Disappointment filled her. Maybe it was true what her father used to say about her: he’d called her a champion for underdogs, a collector of strays. Injured birds, lost kittens, new kids in town—they all ended up in a warm box inside the door or at their kitchen table.

This time none of that would be enough. Not enough to help a guy as scarred as Kyle likely was behind his armor. Rubbing her bare arms and wishing she’d remembered to grab her sweater, she started back toward the church entrance.

Somewhere behind her an ignition turned over, but the vehicle didn’t start. Its driver tried a few more times, and the engine roared to life. An older model sedan backed out of its space, rolling toward the exit. As the car passed, Julia recognized Kyle in the driver’s seat.

“Kyle. Wait.” She rushed out so that he could see her waving her arms in his rearview mirror.

When she’d decided either he hadn’t seen her or was pretending he hadn’t, he stopped the car.

She hurried to the driver’s-side window and waited until he lowered it. At first he stared straight ahead instead of at her. The breeze lifted a few strands of his tousled deep-brown hair. He wasn’t wearing a jacket, and when he rested his elbow on the open window, his bicep strained against the cuff of his royal-blue polo shirt.

Finally he turned to look at her. “What do you want?”

“I wanted to see if you were okay.”

“I’m great. Now you’d better get inside or you’ll be late for prayer meeting.”

She brushed away the suggestion with a wave of her hand. “I thought you might need someone to talk to.”

“Didn’t you hear enough inside?”

She didn’t know how she expected him to react, but the hard set of his jaw surprised her. Well, she didn’t know much about Kyle Lancaster, but he had a stubborn bent as firm as his jaw.

“I guess I didn’t,” Julia said. She could be pretty stubborn herself when challenged.

His gaze flitted to her face and he pressed his thin lips together. “Then you weren’t listening closely enough.”

Julia rubbed her arms again, the chill this time coming from the man in the car rather than the spring breeze, but she refused to take his hint to back off. At least he hadn’t closed the car window yet or pressed the gas pedal to the floorboard.
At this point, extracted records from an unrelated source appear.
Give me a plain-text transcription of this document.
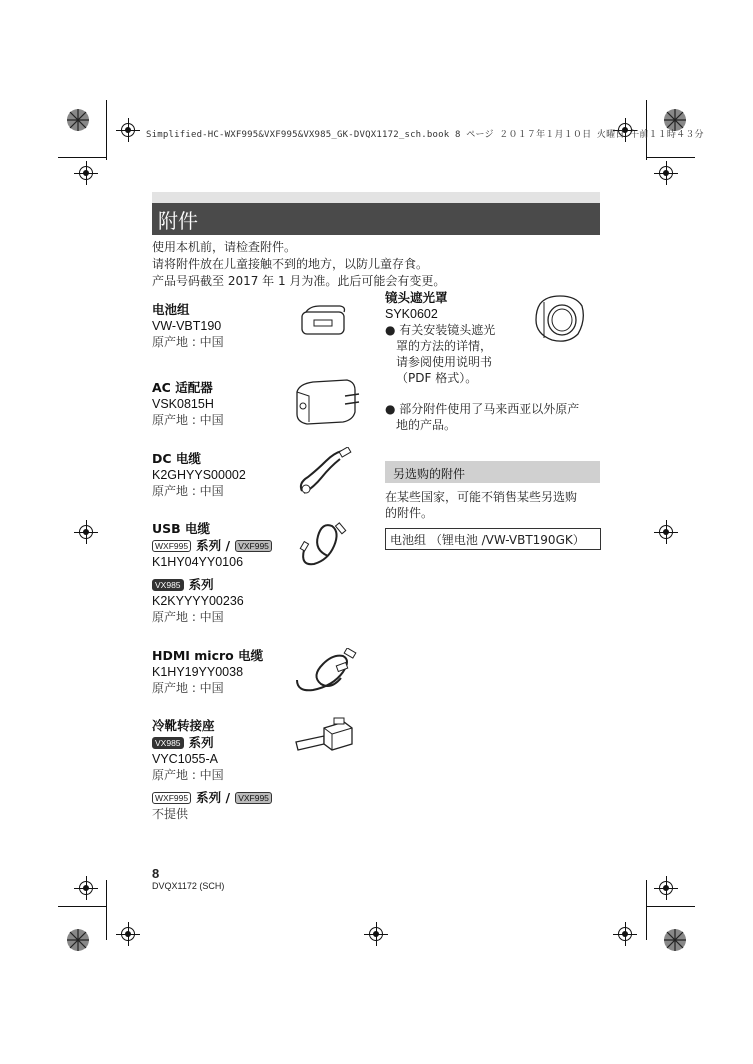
Simplified-HC-WXF995&VXF995&VX985_GK-DVQX1172_sch.book 8 ページ ２０１７年１月１０日 火曜日 午前１１時４３分
附件
使用本机前，请检查附件。
请将附件放在儿童接触不到的地方，以防儿童存食。
产品号码截至 2017 年 1 月为准。此后可能会有变更。
电池组
VW-VBT190
原产地 : 中国
AC 适配器
VSK0815H
原产地 : 中国
DC 电缆
K2GHYYS00002
原产地 : 中国
USB 电缆
WXF995 系列 / VXF995
K1HY04YY0106
VX985 系列
K2KYYYY00236
原产地 : 中国
HDMI micro 电缆
K1HY19YY0038
原产地 : 中国
冷靴转接座
VX985 系列
VYC1055-A
原产地 : 中国
WXF995 系列 / VXF995
不提供
镜头遮光罩
SYK0602
● 有关安装镜头遮光
罩的方法的详情，
请参阅使用说明书
（PDF 格式）。
● 部分附件使用了马来西亚以外原产
地的产品。
另选购的附件
在某些国家，可能不销售某些另选购
的附件。
电池组 （锂电池 /VW-VBT190GK）
8
DVQX1172 (SCH)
“I listened well enough to know that you’re not getting much support from your one relative in town.”

His hands gripped the steering wheel. “Thanks for coming out here, but I don’t need your pity.”

Julia lifted a brow. “Pity? I don’t see anybody here pitying anyone else.” She braced herself and steadied her voice. Doing God’s work wasn’t coming as easily to her as she would have expected. “I just thought you might like to go for coffee or something. You’re new in town, and I thought you might need a friend.”

He was shaking his head before she even finished her offer. “I’m not worth the trouble. Didn’t you hear Trooper Lancaster?”